Sainte-Anne's village merchants enraged over reduction of city garbage collection for the summer.
The summer season in the Sainte-Anne-De-Bellevue (SADB) village is gearing up as the city gears down garbage pick up from twice a week to once a week. Merchants of the village are very concerned this will cost them valuable post-pandemic dollars this summer as they get set for tourists to descend on the waterfront boardwalk.
Merchants are used to two garbage collections each week, once on Tuesday and again just before the weekend in the summer months. Amongst concerned merchants is Nicholas Hatziiliou, the owner of long-standing SADB village restaurant Violet Angel. In an email to the city, he expressed a need for solutions, as a deviation from the bi-weekly trash collection will become visible to tourists and residents of the village alike.

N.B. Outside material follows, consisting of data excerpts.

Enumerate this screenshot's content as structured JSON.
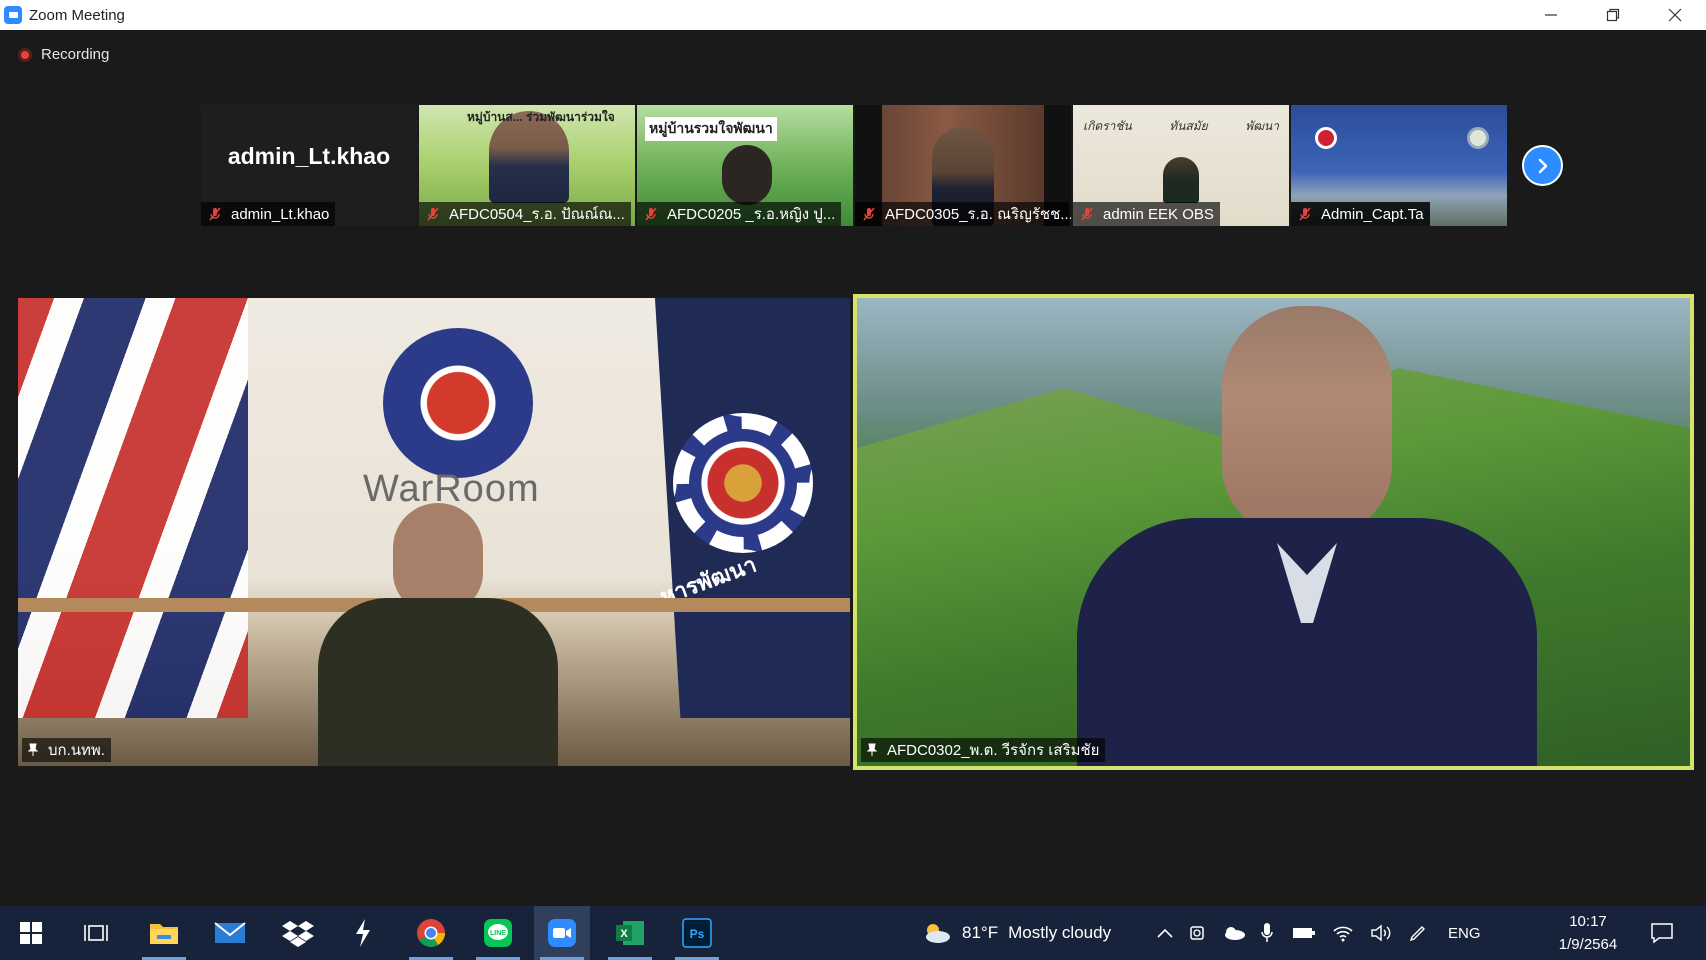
{
  "window": {
    "title": "Zoom Meeting",
    "controls": [
      "minimize",
      "restore",
      "close"
    ]
  },
  "recording": {
    "label": "Recording"
  },
  "thumbnails": [
    {
      "display_name": "admin_Lt.khao",
      "name": "admin_Lt.khao",
      "muted": true,
      "video_on": false
    },
    {
      "name": "AFDC0504_ร.อ. ปัณณ์ณ...",
      "muted": true,
      "video_on": true,
      "bg_text": "หมู่บ้านส... ร่วมพัฒนาร่วมใจ"
    },
    {
      "name": "AFDC0205 _ร.อ.หญิง ปู...",
      "muted": true,
      "video_on": true,
      "bg_text": "หมู่บ้านรวมใจพัฒนา"
    },
    {
      "name": "AFDC0305_ร.อ. ณริญรัชช...",
      "muted": true,
      "video_on": true
    },
    {
      "name": "admin EEK OBS",
      "muted": true,
      "video_on": true,
      "bg_text": [
        "เกิดราชัน",
        "ทันสมัย",
        "พัฒนา"
      ]
    },
    {
      "name": "Admin_Capt.Ta",
      "muted": true,
      "video_on": true
    }
  ],
  "strip_next_icon": "chevron-right-icon",
  "main_videos": [
    {
      "name": "บก.นทพ.",
      "pinned": true,
      "sign_text": "WarRoom",
      "flag_text": "หารพัฒนา"
    },
    {
      "name": "AFDC0302_พ.ต. วีรจักร  เสริมชัย",
      "pinned": true,
      "active_speaker": true
    }
  ],
  "taskbar": {
    "apps": [
      "windows-start-icon",
      "task-view-icon",
      "file-explorer-icon",
      "mail-icon",
      "dropbox-icon",
      "lightning-app-icon",
      "chrome-icon",
      "line-icon",
      "zoom-icon",
      "excel-icon",
      "photoshop-icon"
    ],
    "active_app": "zoom-icon",
    "weather": {
      "temp": "81°F",
      "condition": "Mostly cloudy"
    },
    "language": "ENG",
    "time": "10:17",
    "date": "1/9/2564"
  },
  "colors": {
    "zoom_blue": "#2d8cff",
    "active_speaker_border": "#d6e36a",
    "mic_muted": "#e8423b",
    "taskbar": "#16233a"
  }
}
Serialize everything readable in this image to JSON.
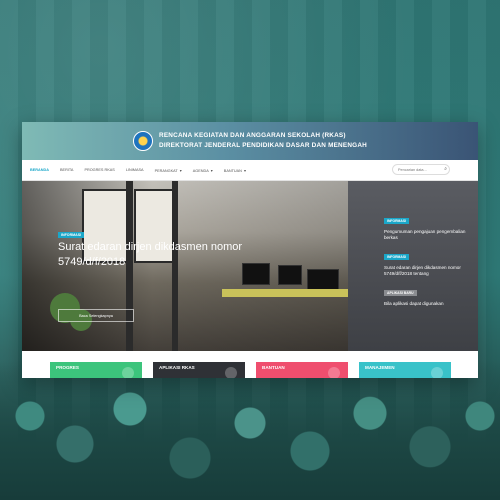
{
  "header": {
    "title_line1": "RENCANA KEGIATAN DAN ANGGARAN SEKOLAH (RKAS)",
    "title_line2": "DIREKTORAT JENDERAL PENDIDIKAN DASAR DAN MENENGAH"
  },
  "nav": {
    "items": [
      "BERANDA",
      "BERITA",
      "PROGRES RKAS",
      "LINIMASA",
      "PERANGKAT",
      "AGENDA",
      "BANTUAN"
    ],
    "search_placeholder": "Pencarian data..."
  },
  "hero": {
    "badge": "INFORMASI",
    "headline": "Surat edaran dirjen dikdasmen nomor 5749/d/f/2018",
    "button": "Baca Selengkapnya"
  },
  "side": {
    "items": [
      {
        "badge": "INFORMASI",
        "text": "Pengumuman pengajuan pengembalian berkas"
      },
      {
        "badge": "INFORMASI",
        "text": "Surat edaran dirjen dikdasmen nomor 5749/d/f/2018 tentang"
      },
      {
        "badge": "APLIKASI BARU",
        "text": "Bila aplikasi dapat digunakan"
      }
    ]
  },
  "cards": [
    {
      "label": "PROGRES",
      "color": "#3cc47c"
    },
    {
      "label": "APLIKASI RKAS",
      "color": "#2f3136"
    },
    {
      "label": "BANTUAN",
      "color": "#ef4e6e"
    },
    {
      "label": "MANAJEMEN",
      "color": "#39c2c9"
    }
  ]
}
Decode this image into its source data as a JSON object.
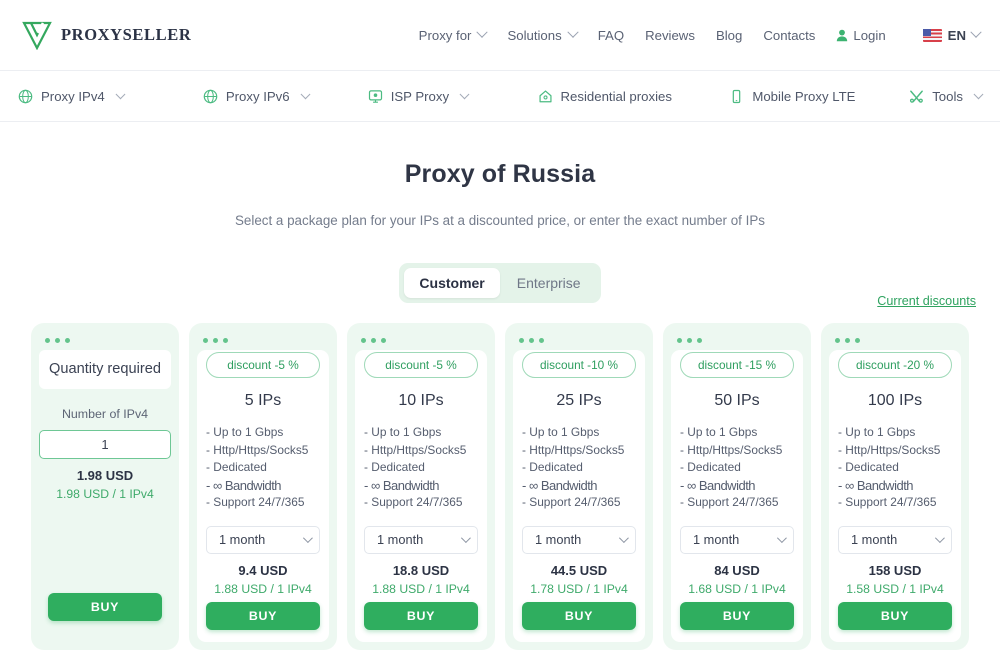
{
  "header": {
    "brand": "PROXYSELLER",
    "logo_icon": "proxyseller-triangle-logo",
    "nav": [
      {
        "label": "Proxy for",
        "has_caret": true
      },
      {
        "label": "Solutions",
        "has_caret": true
      },
      {
        "label": "FAQ",
        "has_caret": false
      },
      {
        "label": "Reviews",
        "has_caret": false
      },
      {
        "label": "Blog",
        "has_caret": false
      },
      {
        "label": "Contacts",
        "has_caret": false
      }
    ],
    "login": "Login",
    "login_icon": "user-icon",
    "language": "EN",
    "flag_icon": "us-flag-icon"
  },
  "subnav": [
    {
      "label": "Proxy IPv4",
      "icon": "globe-icon",
      "has_caret": true
    },
    {
      "label": "Proxy IPv6",
      "icon": "globe-icon",
      "has_caret": true
    },
    {
      "label": "ISP Proxy",
      "icon": "monitor-icon",
      "has_caret": true
    },
    {
      "label": "Residential proxies",
      "icon": "home-icon",
      "has_caret": false
    },
    {
      "label": "Mobile Proxy LTE",
      "icon": "phone-icon",
      "has_caret": false
    },
    {
      "label": "Tools",
      "icon": "tools-icon",
      "has_caret": true
    }
  ],
  "main": {
    "title": "Proxy of Russia",
    "subtitle": "Select a package plan for your IPs at a discounted price, or enter the exact number of IPs",
    "discounts_link": "Current discounts",
    "tabs": [
      {
        "label": "Customer",
        "active": true
      },
      {
        "label": "Enterprise",
        "active": false
      }
    ]
  },
  "quantity_card": {
    "heading": "Quantity required",
    "input_label": "Number of IPv4",
    "input_value": "1",
    "input_placeholder": "1",
    "price_total": "1.98 USD",
    "price_unit": "1.98 USD / 1 IPv4",
    "buy_label": "BUY"
  },
  "plans": [
    {
      "discount": "discount -5 %",
      "ips": "5 IPs",
      "features": [
        "- Up to 1 Gbps",
        "- Http/Https/Socks5",
        "- Dedicated",
        "- ∞ Bandwidth",
        "- Support 24/7/365"
      ],
      "term": "1 month",
      "price_total": "9.4 USD",
      "price_unit": "1.88 USD / 1 IPv4",
      "buy_label": "BUY"
    },
    {
      "discount": "discount -5 %",
      "ips": "10 IPs",
      "features": [
        "- Up to 1 Gbps",
        "- Http/Https/Socks5",
        "- Dedicated",
        "- ∞ Bandwidth",
        "- Support 24/7/365"
      ],
      "term": "1 month",
      "price_total": "18.8 USD",
      "price_unit": "1.88 USD / 1 IPv4",
      "buy_label": "BUY"
    },
    {
      "discount": "discount -10 %",
      "ips": "25 IPs",
      "features": [
        "- Up to 1 Gbps",
        "- Http/Https/Socks5",
        "- Dedicated",
        "- ∞ Bandwidth",
        "- Support 24/7/365"
      ],
      "term": "1 month",
      "price_total": "44.5 USD",
      "price_unit": "1.78 USD / 1 IPv4",
      "buy_label": "BUY"
    },
    {
      "discount": "discount -15 %",
      "ips": "50 IPs",
      "features": [
        "- Up to 1 Gbps",
        "- Http/Https/Socks5",
        "- Dedicated",
        "- ∞ Bandwidth",
        "- Support 24/7/365"
      ],
      "term": "1 month",
      "price_total": "84 USD",
      "price_unit": "1.68 USD / 1 IPv4",
      "buy_label": "BUY"
    },
    {
      "discount": "discount -20 %",
      "ips": "100 IPs",
      "features": [
        "- Up to 1 Gbps",
        "- Http/Https/Socks5",
        "- Dedicated",
        "- ∞ Bandwidth",
        "- Support 24/7/365"
      ],
      "term": "1 month",
      "price_total": "158 USD",
      "price_unit": "1.58 USD / 1 IPv4",
      "buy_label": "BUY"
    }
  ],
  "colors": {
    "brand_green": "#2fae5f",
    "pale_green": "#edf8f1",
    "text_dark": "#2f3545"
  }
}
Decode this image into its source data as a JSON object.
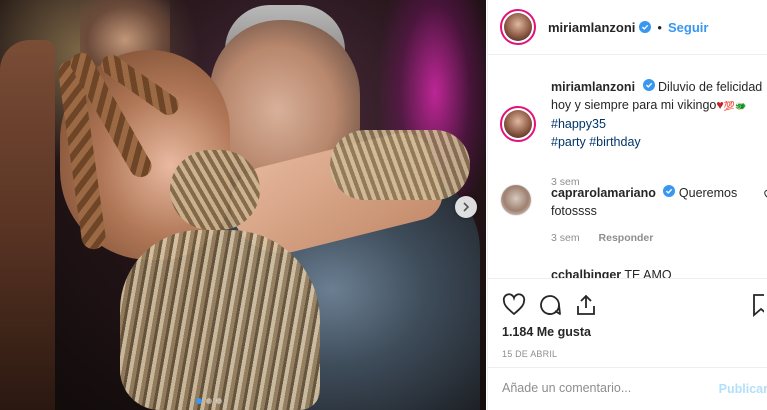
{
  "post": {
    "username": "miriamlanzoni",
    "follow_label": "Seguir",
    "separator": "•",
    "caption_text": "Diluvio de felicidad hoy y siempre para mi vikingo",
    "caption_emoji": "♥",
    "caption_extra": "💯🐲",
    "hashtags": [
      "#happy35",
      "#party",
      "#birthday"
    ],
    "caption_time": "3 sem",
    "photo_icons": [
      "chevron-right-icon"
    ],
    "carousel_dots": 3,
    "carousel_active": 0
  },
  "comments": [
    {
      "username": "caprarolamariano",
      "text": "Queremos fotossss",
      "time": "3 sem",
      "reply_label": "Responder"
    },
    {
      "username": "cchalbinger",
      "text": "TE AMO"
    }
  ],
  "actions": {
    "icons": [
      "heart-icon",
      "comment-icon",
      "share-icon",
      "bookmark-icon"
    ],
    "likes_label": "1.184 Me gusta",
    "date": "15 DE ABRIL"
  },
  "add_comment": {
    "placeholder": "Añade un comentario...",
    "publish_label": "Publicar"
  },
  "colors": {
    "accent": "#3897f0",
    "hashtag": "#003569",
    "muted": "#8e8e8e",
    "publish_disabled": "#b2dffc"
  }
}
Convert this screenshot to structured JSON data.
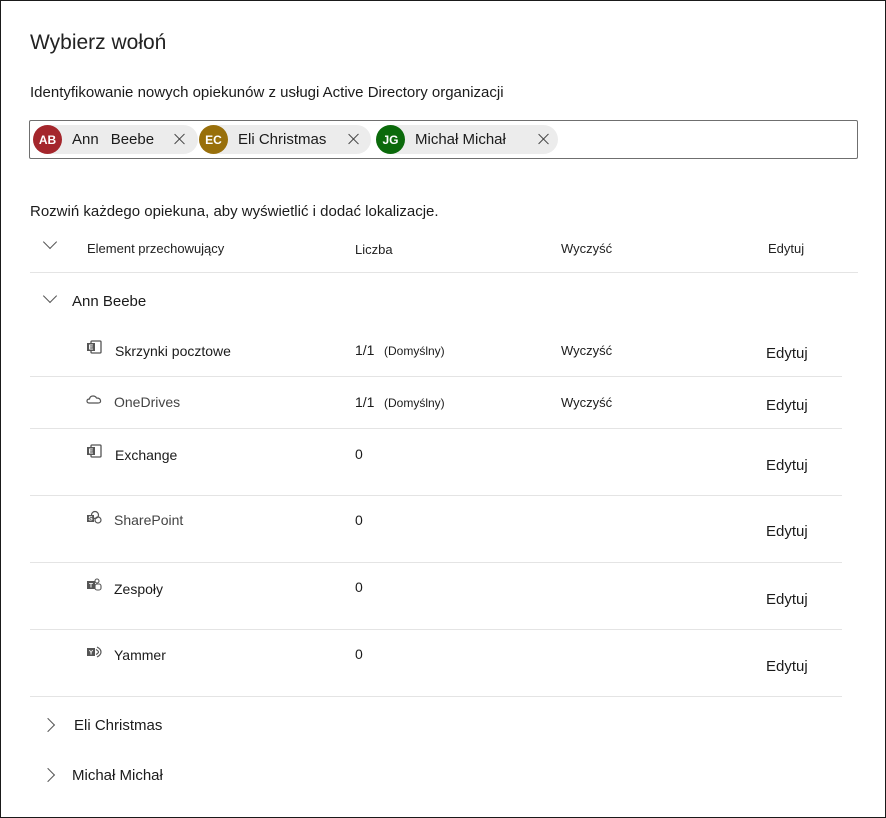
{
  "dialog": {
    "title": "Wybierz wołoń",
    "subtitle": "Identyfikowanie nowych opiekunów z usługi Active Directory organizacji",
    "instruction": "Rozwiń każdego opiekuna, aby wyświetlić i dodać lokalizacje."
  },
  "picker": {
    "chips": [
      {
        "initials": "AB",
        "first": "Ann",
        "last": "Beebe",
        "color": "#a4262c"
      },
      {
        "initials": "EC",
        "name": "Eli Christmas",
        "color": "#986f0b"
      },
      {
        "initials": "JG",
        "name": "Michał Michał",
        "color": "#0b6a0b"
      }
    ]
  },
  "table": {
    "headers": {
      "element": "Element przechowujący",
      "count": "Liczba",
      "clear": "Wyczyść",
      "edit": "Edytuj"
    }
  },
  "custodians": [
    {
      "name": "Ann Beebe",
      "locations": [
        {
          "icon": "exchange-icon",
          "name": "Skrzynki pocztowe",
          "count": "1/1",
          "default": "(Domyślny)",
          "clear": "Wyczyść",
          "edit": "Edytuj"
        },
        {
          "icon": "onedrive-icon",
          "name": "OneDrives",
          "count": "1/1",
          "default": "(Domyślny)",
          "clear": "Wyczyść",
          "edit": "Edytuj"
        },
        {
          "icon": "exchange-icon",
          "name": "Exchange",
          "count": "0",
          "default": "",
          "clear": "",
          "edit": "Edytuj"
        },
        {
          "icon": "sharepoint-icon",
          "name": "SharePoint",
          "count": "0",
          "default": "",
          "clear": "",
          "edit": "Edytuj"
        },
        {
          "icon": "teams-icon",
          "name": "Zespoły",
          "count": "0",
          "default": "",
          "clear": "",
          "edit": "Edytuj"
        },
        {
          "icon": "yammer-icon",
          "name": "Yammer",
          "count": "0",
          "default": "",
          "clear": "",
          "edit": "Edytuj"
        }
      ]
    },
    {
      "name": "Eli Christmas"
    },
    {
      "name": "Michał Michał"
    }
  ]
}
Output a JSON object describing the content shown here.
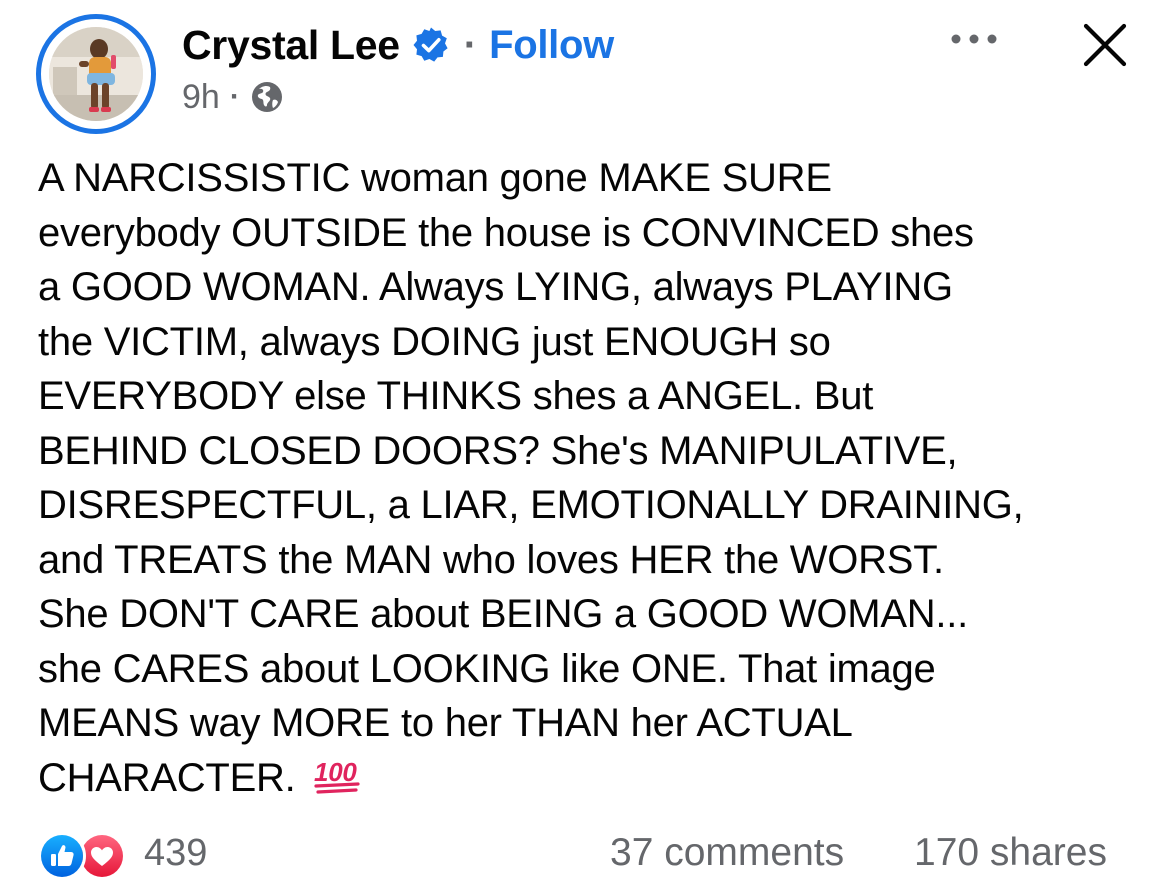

"During the summer season we fill up four black bins per week," stated Hatziiliou. "We’re strict to recycle everything we can. We hide our bins in a room under one of our decks because we don’t want customers seeing them. We hate the idea of having more bins in the alley of Rue du Collège that the building beside us already puts out. There is no way all these restaurants are magically going to have half the garbage."
The city cites this change in services, at a cost of $5,600, as an attempt to reduce waste and to encourage recycling and composting initiatives. They claim, in a letter to residents, that a report from the City of Montréal revealed that from January until August of 2021, SADB had generated 2.62 times more household waste than the average of the urban agglomeration of Montréal.
Jean Claude Provost, the President of the SADB Merchants Association also cites economic challenges that face the merchants: "The city offered a second collection for an additional $1,000 per week for the main village street, divided amongst the merchants. Compared to the costs from last year, the pick up cost last year for the 16 week period will sky rocket from $5,600 to $16,000. Our organization's budget of $25,000 can not withstand this increase, especially after the past two years."
"We have just lived through two costly years due to the pandemic," stated the President of the SADB merchants association, Jean Claude Provost. "The cost of the second pick up from May to October is $5,600. I think the council is missing the big picture on a city with a budget of $20 million."
The owners in the village remain persistent in seeking solutions from the city and hopefully residents.
"Even if we put aside the strategic nightmare this creates for the restaurant owners,"
Hatziiliou expressed, "there is a sanitary disaster in the making that the city will have to deal with. Maybe they'll react once the towns residents and patrons start complaining about the stench this will cause and the rodents it will bring."